Orthodox theology itself relies on this latter kind of verification, as characteristic of Metropolitan Hierotheos Vlachos’ work, calling Orthodoxy the Science of Spiritual Medicine, the cure of the soul. And when one asks, “how do we know Orthodoxy is true?,” we respond, “look at the Saints, do what they say, live the Orthodox life, and see if it works.” Where is this mentality when it comes to therapy? It’s a double standard.
With the stigma of seeking therapy rapidly dissolving over the last decade (and in particular with the traumas of a global pandemic this last year2), psychologists have experienced a boom in demand. The clientele is diverse and includes those Orthodox faithful who dare darken its door (or Zoom waiting room, as the case may be). Finding that their basic struggles are not necessarily shameful sins but distress tolerance and emotional regulation, therapy works wonders. Yet the experience of these Orthodox may be denigrated or even shamed in a Church where many are outspoken about disparaging therapy and psychology. Where does this leave them?
Life is messy. To overspiritualize by asserting more prayer or asceticism is needed for the cure is to place a double burden on the afflicted. It turns into a blame game wherein people are told, “you are not healed because you have not done enough.” Saying this to someone who may be clinically depressed because of neurochemical deficiencies is akin to claiming one was born blind because of his parents’ sin or someone with cancer that they just need to “pray harder” and they’ll be okay.
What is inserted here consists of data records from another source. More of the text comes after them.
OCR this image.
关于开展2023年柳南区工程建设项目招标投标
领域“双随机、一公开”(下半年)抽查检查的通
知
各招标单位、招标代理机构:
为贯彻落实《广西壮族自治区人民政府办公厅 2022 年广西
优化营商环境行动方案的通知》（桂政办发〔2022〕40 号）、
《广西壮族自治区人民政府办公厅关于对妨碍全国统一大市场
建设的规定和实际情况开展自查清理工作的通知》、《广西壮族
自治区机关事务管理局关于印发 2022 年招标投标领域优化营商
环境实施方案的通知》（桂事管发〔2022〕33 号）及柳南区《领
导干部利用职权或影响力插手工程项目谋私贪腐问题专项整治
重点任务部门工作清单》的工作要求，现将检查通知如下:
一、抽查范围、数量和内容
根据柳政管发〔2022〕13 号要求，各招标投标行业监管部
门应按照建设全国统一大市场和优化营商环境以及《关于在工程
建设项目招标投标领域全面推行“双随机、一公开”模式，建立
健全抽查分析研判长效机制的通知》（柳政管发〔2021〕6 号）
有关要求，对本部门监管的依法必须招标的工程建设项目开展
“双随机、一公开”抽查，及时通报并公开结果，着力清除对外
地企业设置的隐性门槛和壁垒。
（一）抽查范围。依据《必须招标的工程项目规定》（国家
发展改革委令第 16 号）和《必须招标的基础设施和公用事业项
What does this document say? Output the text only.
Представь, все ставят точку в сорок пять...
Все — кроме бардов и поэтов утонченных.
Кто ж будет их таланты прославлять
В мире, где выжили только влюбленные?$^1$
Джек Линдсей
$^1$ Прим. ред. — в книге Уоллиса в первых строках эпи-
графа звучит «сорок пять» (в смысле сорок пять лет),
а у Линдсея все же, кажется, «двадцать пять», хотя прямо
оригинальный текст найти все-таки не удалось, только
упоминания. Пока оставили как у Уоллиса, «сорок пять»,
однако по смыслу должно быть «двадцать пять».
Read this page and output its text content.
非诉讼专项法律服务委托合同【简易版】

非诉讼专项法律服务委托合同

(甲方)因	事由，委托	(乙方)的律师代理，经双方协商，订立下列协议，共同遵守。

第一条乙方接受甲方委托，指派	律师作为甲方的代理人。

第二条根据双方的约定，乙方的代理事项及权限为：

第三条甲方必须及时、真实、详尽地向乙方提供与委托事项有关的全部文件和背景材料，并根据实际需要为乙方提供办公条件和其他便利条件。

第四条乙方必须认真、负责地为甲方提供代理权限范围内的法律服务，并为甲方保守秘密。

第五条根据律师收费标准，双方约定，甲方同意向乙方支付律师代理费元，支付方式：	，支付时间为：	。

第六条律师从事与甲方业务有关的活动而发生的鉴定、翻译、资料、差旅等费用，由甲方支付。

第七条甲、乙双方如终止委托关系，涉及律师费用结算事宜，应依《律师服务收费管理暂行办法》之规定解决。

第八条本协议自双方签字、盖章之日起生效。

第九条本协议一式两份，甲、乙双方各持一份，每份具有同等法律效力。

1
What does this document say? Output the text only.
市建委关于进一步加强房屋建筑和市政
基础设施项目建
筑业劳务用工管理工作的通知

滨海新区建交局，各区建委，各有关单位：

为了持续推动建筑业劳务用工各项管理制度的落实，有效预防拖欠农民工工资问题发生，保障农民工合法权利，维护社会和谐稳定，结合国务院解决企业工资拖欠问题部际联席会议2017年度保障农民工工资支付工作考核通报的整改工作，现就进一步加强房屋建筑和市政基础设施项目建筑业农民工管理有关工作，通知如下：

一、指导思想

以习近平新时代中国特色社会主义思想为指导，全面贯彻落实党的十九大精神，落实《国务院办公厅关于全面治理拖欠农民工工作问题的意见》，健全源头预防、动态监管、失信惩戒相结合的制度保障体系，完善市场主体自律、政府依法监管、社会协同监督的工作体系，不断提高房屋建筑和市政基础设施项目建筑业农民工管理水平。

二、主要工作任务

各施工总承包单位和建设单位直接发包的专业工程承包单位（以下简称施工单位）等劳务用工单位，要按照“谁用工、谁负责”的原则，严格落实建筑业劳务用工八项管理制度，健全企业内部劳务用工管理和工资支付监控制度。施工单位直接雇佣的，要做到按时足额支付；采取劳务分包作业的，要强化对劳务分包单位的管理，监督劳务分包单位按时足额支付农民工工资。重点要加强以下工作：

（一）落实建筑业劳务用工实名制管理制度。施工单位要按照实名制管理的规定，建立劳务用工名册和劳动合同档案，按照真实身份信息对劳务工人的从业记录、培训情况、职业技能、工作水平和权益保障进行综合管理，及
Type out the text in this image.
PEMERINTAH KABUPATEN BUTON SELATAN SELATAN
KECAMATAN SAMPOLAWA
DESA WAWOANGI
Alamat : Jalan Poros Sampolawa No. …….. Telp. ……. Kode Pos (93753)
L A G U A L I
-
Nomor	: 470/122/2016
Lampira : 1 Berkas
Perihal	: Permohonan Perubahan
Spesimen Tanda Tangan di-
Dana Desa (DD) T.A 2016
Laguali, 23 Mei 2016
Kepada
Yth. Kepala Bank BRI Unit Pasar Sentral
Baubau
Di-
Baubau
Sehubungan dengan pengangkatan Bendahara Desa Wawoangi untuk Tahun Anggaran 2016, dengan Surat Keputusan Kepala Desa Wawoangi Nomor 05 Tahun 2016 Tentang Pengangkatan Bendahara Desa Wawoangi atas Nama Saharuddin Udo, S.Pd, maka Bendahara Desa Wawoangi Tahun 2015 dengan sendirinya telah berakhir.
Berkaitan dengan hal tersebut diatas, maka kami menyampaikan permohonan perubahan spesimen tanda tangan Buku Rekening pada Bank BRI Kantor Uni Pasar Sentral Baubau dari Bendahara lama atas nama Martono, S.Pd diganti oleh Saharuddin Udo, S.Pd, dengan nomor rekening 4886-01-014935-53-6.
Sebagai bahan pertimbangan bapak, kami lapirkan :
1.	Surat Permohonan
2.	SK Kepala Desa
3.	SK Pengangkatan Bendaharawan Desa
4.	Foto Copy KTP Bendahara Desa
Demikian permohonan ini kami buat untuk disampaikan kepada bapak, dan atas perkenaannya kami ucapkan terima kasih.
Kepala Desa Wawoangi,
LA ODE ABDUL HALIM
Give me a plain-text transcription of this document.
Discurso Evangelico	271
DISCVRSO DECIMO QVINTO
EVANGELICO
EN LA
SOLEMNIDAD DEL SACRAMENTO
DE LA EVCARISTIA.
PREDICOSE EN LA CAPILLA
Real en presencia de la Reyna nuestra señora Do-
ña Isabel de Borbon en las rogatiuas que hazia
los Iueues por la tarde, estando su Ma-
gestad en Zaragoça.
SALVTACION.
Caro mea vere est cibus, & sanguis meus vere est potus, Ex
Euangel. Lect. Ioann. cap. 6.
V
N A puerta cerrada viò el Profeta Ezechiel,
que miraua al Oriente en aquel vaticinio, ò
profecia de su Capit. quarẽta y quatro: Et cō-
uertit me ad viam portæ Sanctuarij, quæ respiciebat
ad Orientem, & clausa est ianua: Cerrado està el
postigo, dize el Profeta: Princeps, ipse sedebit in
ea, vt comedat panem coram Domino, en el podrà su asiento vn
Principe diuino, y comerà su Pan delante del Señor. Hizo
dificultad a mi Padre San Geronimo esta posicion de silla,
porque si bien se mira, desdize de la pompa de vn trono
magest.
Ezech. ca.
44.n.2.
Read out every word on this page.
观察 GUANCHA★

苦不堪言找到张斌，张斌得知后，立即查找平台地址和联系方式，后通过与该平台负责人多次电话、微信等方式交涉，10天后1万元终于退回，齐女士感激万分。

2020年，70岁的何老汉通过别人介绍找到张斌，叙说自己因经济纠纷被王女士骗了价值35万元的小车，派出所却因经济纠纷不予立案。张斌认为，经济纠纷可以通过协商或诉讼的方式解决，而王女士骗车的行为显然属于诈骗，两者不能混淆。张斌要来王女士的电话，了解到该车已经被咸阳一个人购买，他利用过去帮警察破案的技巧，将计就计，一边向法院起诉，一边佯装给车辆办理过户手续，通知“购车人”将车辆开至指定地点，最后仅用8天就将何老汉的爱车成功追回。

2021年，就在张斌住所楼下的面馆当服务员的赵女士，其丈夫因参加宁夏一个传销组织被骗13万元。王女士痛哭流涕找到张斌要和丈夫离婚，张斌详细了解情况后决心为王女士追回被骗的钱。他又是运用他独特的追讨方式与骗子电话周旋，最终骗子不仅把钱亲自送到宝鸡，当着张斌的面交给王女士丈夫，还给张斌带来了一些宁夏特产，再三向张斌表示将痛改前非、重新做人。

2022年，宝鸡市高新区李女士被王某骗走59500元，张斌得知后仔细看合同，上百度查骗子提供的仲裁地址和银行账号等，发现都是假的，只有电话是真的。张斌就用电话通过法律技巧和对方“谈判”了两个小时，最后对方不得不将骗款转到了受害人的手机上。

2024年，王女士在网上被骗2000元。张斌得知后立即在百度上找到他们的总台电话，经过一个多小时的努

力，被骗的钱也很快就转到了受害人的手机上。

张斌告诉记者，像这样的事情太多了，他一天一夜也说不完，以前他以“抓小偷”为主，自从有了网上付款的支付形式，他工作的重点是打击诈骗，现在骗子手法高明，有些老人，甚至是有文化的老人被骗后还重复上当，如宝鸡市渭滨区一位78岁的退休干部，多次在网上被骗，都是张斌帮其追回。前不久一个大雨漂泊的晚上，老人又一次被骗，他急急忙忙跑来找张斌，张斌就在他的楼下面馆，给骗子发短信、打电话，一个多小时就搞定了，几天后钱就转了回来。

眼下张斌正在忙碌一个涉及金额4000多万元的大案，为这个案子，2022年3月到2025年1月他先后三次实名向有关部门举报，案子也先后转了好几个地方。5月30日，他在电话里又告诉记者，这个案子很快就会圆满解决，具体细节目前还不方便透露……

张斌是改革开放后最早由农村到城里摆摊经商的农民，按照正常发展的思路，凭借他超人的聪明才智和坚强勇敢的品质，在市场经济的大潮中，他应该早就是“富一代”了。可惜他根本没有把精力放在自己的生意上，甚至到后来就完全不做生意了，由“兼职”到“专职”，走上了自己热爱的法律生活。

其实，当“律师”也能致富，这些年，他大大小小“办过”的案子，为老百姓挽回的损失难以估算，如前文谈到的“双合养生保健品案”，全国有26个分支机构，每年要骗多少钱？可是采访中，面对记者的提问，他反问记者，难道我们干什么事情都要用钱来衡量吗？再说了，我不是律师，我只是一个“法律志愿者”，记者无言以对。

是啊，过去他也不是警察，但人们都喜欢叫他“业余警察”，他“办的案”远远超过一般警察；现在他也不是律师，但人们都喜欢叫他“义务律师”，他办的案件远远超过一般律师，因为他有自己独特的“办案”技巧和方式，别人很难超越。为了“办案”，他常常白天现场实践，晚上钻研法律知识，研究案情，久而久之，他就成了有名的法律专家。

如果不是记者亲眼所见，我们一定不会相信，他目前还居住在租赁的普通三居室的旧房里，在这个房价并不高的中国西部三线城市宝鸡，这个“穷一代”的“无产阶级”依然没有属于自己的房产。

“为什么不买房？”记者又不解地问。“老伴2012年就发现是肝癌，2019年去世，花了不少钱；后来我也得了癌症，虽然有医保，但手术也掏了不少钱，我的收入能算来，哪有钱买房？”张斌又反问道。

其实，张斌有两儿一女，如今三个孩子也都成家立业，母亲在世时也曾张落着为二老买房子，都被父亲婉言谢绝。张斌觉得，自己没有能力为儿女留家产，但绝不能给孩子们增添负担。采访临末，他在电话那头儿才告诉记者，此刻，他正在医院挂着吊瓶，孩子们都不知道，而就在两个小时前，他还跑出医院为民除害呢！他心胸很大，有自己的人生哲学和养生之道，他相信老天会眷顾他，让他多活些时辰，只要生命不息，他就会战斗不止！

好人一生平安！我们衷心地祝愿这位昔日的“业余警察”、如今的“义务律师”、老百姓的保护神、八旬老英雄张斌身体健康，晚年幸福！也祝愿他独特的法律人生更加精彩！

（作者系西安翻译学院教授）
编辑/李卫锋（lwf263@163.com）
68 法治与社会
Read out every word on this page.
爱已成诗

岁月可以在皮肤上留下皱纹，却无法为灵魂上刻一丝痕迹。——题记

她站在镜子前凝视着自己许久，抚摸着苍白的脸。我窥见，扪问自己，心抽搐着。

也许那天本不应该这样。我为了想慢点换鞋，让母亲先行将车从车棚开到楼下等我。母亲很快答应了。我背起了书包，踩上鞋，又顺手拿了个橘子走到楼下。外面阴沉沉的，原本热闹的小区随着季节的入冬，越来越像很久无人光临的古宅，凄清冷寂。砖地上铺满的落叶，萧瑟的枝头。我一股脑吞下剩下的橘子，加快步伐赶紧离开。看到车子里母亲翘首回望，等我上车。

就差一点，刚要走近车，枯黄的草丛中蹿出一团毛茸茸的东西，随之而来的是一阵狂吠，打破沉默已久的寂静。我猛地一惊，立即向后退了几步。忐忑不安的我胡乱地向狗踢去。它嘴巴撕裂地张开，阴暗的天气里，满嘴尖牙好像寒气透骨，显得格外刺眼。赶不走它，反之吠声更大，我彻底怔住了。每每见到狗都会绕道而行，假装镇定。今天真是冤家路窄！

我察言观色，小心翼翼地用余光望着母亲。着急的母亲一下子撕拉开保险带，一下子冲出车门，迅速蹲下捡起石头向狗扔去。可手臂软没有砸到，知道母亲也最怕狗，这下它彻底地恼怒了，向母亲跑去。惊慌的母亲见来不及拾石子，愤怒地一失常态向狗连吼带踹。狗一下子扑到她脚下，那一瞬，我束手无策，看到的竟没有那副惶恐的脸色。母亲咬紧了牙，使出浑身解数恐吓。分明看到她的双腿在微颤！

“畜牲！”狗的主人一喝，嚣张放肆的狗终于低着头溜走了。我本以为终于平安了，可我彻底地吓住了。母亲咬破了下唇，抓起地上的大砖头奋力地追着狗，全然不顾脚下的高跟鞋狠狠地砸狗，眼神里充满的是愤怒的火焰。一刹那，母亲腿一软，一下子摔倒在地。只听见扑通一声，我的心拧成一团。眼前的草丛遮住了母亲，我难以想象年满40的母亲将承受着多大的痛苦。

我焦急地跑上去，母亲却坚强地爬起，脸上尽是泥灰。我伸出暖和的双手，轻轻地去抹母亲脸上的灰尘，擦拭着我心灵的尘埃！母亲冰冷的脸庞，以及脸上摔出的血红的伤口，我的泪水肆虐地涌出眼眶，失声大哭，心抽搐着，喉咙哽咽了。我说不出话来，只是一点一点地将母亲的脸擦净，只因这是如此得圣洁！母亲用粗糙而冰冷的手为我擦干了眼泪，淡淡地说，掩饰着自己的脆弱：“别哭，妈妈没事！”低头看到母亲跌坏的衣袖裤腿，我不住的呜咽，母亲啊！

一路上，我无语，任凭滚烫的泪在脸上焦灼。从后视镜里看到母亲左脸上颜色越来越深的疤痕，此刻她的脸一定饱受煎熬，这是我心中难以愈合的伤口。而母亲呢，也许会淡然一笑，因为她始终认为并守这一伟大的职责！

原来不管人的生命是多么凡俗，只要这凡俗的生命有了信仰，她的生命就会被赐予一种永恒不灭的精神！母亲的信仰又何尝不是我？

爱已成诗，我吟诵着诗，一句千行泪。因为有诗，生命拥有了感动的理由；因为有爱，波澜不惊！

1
There should be space for therapy and medication in the Orthodox Church just as there is space for cancer treatment and vaccinations, despite what some might claim.
I would even suggest that psychological healing – the healing of trauma – must be prior to or concurrent with spiritual healing, just as the healing of the Appetitive aspect precedes the healing of the Incensive and the Rational aspects of the soul. Remaining spiritually divorced from this process (and it is a process) is bound to perpetuate self-defeating behaviors, thought patterns, and even mental illness just as being spirituality divorced from the material is bound to unintentionally perpetuate gnosticism. This is not to say that healing on all levels is impossible within the Church. It is. Cancer can be healed at the service of unction. Yet even though we recognize this possibility, we still expect the patient to seek medical intervention.
Priests are not therapists. Confession is not therapy. Being a priest does not qualify one to offer psychological counseling or therapeutic advice. For some reason, these statements are bound to be controversial. Yet we understand that being a priest does not qualify one to diagnose appendicitis. He may know something of how the symptoms present but he certainly should not operate in the OR.
When taking an approach of discerning openness, psychotherapy and Orthodoxy operate in two distinct domains. They are related but they are not opposed just as in the case of Orthodoxy and science or Orthodoxy and medicine. Psychology and therapy are tools we have access to in the modern world, tools that we would do well to utilize.
Our challenge as Orthodox Christians today is to rediscover the beauty of the Church – not in inflexible dogma, which has been the focus of many in recent days, but in flexible cooperation and collaboration with the tools available to us. We must challenge the bystanders who wag their finger at the world exclaiming, “that is not Orthodox!” At best these statements are ignorant; at worst, they are utopian. The Church may be unchanging in dogma but we must be open to change in other arenas of life. And sometimes we get it wrong in these other arenas. It’s time we dare to admit it.